To use this protein sequence the commands would be exactly the same:

colabfold_batch --amber --templates --num-recycle 3 --use-gpu-relax  --jobname--prefix hemoglobin --zip hemoglobin-colab.fa output

Note that multiple lines starting with colabfold_batch could be included within the shell script to run multiple, independent predictions.

ColabFold on laptop/desktop

The instructions to running on a personal computer such as a laptop or desktop are detailed in this Wiki document:

Running ColabFold in Docker

The local computer needs to have a supporting software (e.g. Docker or Podman) that can open an existing “image” to create a “container” that will run the “bottled” operating system, libraries, and software needed. (Singularity is typically only available on Linux clusters.)

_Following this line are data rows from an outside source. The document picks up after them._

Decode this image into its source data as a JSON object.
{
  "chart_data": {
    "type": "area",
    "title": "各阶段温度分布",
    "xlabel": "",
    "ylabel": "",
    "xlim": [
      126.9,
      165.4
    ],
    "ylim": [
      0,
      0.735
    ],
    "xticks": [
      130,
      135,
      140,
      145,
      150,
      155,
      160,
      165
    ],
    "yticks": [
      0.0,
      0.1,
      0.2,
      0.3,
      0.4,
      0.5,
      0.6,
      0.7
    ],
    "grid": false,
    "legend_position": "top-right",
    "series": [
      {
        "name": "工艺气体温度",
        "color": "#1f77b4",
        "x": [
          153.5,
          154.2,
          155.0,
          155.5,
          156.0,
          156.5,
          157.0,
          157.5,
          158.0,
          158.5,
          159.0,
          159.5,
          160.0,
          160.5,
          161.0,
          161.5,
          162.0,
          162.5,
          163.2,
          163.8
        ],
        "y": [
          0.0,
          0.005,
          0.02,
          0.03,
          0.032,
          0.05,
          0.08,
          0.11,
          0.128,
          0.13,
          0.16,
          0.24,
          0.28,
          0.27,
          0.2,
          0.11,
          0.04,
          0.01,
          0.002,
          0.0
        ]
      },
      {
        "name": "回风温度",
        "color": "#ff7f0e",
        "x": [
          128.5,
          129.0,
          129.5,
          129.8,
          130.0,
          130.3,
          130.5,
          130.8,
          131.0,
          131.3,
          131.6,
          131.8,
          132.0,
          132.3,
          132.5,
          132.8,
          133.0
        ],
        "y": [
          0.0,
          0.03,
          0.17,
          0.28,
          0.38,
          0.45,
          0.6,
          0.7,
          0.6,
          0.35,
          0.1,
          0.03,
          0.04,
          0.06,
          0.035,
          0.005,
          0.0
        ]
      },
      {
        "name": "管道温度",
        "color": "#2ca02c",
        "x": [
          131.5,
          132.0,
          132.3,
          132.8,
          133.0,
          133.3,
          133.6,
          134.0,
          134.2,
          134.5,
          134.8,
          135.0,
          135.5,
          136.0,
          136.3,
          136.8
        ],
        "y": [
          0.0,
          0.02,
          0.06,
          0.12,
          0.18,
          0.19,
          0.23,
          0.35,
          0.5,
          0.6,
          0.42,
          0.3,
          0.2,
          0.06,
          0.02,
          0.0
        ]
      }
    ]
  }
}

The provided commands start with docker but the same command could be replaced with one starting with podman if that is what is installed.

Note: The container used for these exercises do not work on Silicon-based Macintoshes (e.g. M1, M2, M3,etc.) but function on Intel-based Macintoshes. However, the ColabFold software can be installed directly on Silicon-based Macintoshes following the instructions for local installation also detailed in AlphaFold2 on Macintosh M1.